Labels can be good (for you)
I remember reading a widely-shared online quote (don’t remember whom it was attributed to) which had a strong message: labels are violent because they divide us.
Other people I encountered were smitten by quote, which they perceived as profound and reasonable. Me? I find it simplistic and frankly brainless.
I acknowledge that zealous devotion to one’s label may lead to sectarianism, which may potentially lead to violence. But, it is also dishonest to claim everyone who identifies with a label is sectarian, let alone violent.
If that is the case, that means literally every single person in living history is guilty of sectarianism. Do you expect me to believe that?
From what I observe, the people who agreed with the quote hated either diversity or religion, which they blamed for all the conflicts in the world. As someone who actually grew up multicultural and religious, I find it nonsensical.
Maybe, they are projecting. When they talk about diversity causing conflicts, they are probably talking about themselves. I have this assumption because most anti-diversity folks I have interacted with never cite any sectarian conflicts (and there are countless to choose from); the only things they cite are their feelings.
Maybe, just maybe, their anti-diversity stance is their effort to justify their intolerance, to make it appears more universal than it really is.
Oh, and even if you remove religion from the earth’s surface, conflicts would prevail anyway. I mean, people have killed over their favourite soccer teams. What makes you think abolishing religion is the be-all and end-all?
So, now actually discussing the title, what are the benefits of labels?
For me, they encourage contemplation.
I identify as a Muslim because Islam is the religion I grew up, despite having been mistreated by Muslims who love hiding behind God and religion. It shows how I always separate the religion from the believers.
Knowing my combative and vengeful tendency, if I were abused instead of simply being mistreated, there is a high chance I would end up as an ex-Muslim who associates Islam with abusive human beings.

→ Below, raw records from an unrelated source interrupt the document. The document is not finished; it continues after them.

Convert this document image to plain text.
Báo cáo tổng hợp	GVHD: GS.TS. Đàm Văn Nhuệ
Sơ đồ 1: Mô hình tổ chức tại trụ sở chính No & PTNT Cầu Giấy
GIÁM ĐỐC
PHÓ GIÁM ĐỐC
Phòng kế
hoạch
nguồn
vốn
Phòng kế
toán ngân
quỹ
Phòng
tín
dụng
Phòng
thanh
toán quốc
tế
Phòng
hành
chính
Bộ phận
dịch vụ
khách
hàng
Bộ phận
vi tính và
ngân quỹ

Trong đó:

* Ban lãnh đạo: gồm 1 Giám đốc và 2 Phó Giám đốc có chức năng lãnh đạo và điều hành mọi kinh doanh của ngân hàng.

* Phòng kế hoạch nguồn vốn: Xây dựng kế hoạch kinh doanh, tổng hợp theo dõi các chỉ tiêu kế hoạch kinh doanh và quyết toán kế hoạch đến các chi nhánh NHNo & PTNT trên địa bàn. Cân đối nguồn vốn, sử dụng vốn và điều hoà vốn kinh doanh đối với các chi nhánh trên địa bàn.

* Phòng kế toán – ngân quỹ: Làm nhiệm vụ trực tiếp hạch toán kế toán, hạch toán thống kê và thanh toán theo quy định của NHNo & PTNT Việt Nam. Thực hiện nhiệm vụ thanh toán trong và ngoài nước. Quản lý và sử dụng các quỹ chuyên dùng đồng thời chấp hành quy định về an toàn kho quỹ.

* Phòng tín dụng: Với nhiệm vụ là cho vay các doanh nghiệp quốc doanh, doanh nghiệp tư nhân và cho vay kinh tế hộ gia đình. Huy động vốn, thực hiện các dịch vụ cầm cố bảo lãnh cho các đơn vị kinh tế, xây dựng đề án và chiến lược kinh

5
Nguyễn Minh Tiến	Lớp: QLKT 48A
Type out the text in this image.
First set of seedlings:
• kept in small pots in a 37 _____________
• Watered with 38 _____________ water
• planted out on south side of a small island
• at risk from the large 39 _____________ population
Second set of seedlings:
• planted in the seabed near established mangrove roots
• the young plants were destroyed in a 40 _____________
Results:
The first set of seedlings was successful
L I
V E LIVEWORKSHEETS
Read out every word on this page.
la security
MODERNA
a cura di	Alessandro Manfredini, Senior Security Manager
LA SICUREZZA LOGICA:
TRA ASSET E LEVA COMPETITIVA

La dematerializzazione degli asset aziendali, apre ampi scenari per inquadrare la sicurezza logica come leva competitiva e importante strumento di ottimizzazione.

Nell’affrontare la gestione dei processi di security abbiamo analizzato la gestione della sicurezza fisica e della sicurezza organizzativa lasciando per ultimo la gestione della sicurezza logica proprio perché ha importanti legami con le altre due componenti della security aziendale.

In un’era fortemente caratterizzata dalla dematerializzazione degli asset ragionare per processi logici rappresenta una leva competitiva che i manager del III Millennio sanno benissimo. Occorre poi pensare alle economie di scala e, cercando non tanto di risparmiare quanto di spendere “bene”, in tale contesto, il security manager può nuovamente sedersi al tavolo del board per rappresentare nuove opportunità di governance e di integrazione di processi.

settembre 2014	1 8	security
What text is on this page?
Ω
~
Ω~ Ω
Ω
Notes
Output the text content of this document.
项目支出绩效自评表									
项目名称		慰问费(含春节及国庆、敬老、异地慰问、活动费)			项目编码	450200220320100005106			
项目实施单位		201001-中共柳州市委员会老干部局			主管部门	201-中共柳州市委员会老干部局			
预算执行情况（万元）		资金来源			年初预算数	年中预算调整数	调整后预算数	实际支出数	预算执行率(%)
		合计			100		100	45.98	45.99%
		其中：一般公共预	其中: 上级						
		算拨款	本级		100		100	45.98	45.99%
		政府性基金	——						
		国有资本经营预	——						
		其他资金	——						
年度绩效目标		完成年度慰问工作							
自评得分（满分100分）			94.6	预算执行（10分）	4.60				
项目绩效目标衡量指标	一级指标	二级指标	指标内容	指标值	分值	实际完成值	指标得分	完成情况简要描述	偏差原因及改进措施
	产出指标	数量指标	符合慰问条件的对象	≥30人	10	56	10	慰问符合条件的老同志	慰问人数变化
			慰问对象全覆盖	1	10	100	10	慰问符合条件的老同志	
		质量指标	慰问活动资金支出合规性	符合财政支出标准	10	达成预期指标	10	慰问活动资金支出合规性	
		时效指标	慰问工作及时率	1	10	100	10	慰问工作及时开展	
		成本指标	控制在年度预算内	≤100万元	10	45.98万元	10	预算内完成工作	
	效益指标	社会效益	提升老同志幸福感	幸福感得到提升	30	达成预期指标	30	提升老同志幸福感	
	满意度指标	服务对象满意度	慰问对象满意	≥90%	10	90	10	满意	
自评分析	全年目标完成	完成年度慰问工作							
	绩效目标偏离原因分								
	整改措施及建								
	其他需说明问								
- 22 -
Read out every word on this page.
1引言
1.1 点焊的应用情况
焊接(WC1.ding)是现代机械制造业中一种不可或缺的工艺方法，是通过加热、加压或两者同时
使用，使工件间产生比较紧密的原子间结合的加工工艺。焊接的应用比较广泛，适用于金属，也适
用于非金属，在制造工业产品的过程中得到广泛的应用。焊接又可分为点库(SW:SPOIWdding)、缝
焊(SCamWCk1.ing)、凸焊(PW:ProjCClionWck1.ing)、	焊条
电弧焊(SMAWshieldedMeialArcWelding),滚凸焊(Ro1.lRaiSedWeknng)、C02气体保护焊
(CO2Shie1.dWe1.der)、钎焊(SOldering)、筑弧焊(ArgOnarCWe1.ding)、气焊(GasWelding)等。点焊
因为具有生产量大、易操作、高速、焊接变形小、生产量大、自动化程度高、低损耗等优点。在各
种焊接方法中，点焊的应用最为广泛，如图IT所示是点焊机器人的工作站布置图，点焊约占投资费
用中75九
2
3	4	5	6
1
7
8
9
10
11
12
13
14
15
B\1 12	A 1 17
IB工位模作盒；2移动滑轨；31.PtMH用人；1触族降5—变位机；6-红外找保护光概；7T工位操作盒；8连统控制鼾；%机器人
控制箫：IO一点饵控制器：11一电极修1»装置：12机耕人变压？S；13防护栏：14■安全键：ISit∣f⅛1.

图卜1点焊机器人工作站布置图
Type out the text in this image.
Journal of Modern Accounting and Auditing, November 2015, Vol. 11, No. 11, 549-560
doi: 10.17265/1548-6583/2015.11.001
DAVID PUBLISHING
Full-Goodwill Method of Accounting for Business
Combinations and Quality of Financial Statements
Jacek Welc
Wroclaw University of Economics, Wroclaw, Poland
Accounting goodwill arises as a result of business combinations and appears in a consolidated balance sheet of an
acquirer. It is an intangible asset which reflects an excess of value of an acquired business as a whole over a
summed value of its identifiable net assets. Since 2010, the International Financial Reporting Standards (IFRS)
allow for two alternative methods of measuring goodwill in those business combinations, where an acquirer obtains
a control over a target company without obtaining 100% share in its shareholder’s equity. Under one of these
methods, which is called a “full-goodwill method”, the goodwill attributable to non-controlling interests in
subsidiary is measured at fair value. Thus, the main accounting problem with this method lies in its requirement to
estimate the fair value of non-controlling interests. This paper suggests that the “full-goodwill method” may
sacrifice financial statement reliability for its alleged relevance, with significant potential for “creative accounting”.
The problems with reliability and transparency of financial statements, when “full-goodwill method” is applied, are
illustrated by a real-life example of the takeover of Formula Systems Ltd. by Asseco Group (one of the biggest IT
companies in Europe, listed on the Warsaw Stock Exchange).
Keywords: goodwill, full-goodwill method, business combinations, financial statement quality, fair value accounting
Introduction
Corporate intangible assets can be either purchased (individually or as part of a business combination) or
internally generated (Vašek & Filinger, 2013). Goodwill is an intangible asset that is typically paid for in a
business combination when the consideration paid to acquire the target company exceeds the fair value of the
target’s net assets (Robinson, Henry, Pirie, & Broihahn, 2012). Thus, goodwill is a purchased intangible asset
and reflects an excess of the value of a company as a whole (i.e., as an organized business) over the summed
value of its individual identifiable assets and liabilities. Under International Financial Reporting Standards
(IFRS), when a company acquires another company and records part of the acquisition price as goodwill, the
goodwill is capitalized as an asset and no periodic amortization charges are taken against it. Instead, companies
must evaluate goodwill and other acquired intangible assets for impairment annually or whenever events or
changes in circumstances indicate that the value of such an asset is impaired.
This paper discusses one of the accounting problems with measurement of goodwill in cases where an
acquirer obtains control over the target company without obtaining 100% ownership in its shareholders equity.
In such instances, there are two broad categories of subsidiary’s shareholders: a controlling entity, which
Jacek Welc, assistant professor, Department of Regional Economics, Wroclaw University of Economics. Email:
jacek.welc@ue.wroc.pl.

I am also certain I am not an extremist because I am not triggered every time others openly identify as non-Muslims; I genuinely couldn’t care less whether you are a fellow Muslim or not. Admittedly, at one point, I was on the way to zealotry; thankfully, I never reached the destination.
I identify as an Indonesian because not only I am a citizen, it was also the only national cultural identity I grew up with. Unlike many Indonesians, I don’t identify with a specific ethnic identity; I “blame” it on my upbringing in two multicultural cities with no dominant ethnic groups and a culturally neutral household. While it immunises me from ethnic and cultural sectarianism, it also emotionally detaches me from any of the country’s ancestral heritage.
I should also mention my slight reluctance to identify as an Indonesian. Apart from the aforementioned detachment, my personal interactions with foreigners also compel me to burst my national cultural bubble and explore the world beyond.
I cannot say this without sounding pretentious: I am an Indonesian and a global citizen. While Indonesia is my homeland, I believe the rest of the world is also worth embracing.
Obviously, having labels does not instantly makes you contemplative. But, you can definitely ask yourselves these:
Why do you identify with the labels you have now? Did you grow up with them? If you did, why do you stick with them? If you didn’t, why do you end up with them? What’s your relationship with fellow label wearers? What’s your relationship with wearers of other labels?
My point is not only labels are not inherently bad, we can also use them to understand how we become the way we are and what kind of people we could have become.
Instead of flaunting them your labels, you must always question them. Keep in mind that nature and nurture — which you have no control over — shape you. They decide the labels for you.